Can a price be placed on a human life? Is there a limit to the amount of love one can give? A Shower of Roses takes its audience to dark places in its search for answers to these questions, but by the end of the story, after encountering these issues for herself, Eva “knelt down and thanked God for revealing the truth to her.”
Chris Fisher - Foreword Reviews


Discussion Questions
1. Why was Eva attracted to the mission of helping people by doing little things for them?

2. Why did Eva respond to the discovery of her father’s infidelity the way she did?

3. What do Eva and Ramona have in common other than the fact that they are pediatric nurses at the same hospital?

4. What does Eva learn by sharing with Ramona her discovery about her father?

5. How does Eva’s experience with her father make her susceptible to Marek’s appeal in the Recovery Room?

6. What makes Eva believe that she can love Marek no matter what he does?

7. What do Eva and Juliana have in common other than the fact that their husbands are involved in international banking?

8. What important insights about herself does Eva gain from her conversations with Juliana?

9. In one conversation with Juliana, Eva talks about the Jungian concept of reconciling the past and the future. Why is Eva unable to do this?

10. What do Eva and Francis have in common other than the fact that they are both taking the same course at the University of London?

11. What important insights about her husband does Eva gain from her conversations with Francis?

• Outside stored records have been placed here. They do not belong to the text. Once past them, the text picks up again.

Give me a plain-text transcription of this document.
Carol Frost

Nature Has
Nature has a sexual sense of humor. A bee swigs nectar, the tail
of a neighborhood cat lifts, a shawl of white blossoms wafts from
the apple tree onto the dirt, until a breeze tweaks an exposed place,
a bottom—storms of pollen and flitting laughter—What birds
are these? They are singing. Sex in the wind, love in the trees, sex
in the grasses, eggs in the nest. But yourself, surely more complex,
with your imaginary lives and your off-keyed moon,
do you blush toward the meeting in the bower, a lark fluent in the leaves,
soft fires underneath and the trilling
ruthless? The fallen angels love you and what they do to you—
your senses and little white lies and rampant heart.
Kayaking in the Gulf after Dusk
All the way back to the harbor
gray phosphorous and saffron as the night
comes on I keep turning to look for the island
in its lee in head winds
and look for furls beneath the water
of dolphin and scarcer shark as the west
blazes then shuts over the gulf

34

12. Did Marek’s personal needs jeopardize his political mission?

13. Why does Eva trust Marek and believe everything he says?

14. Is Eva’s commitment to her mission compromised by her devotion to her husband?

15. While Marek is testing Eva’s love for him, is he also testing her faith in God?

16. Who do you think betrayed Marek?

17. Do you think what happens to Eva supports the notion that in spite of all the advice we get from other people, we can learn only from our own experience?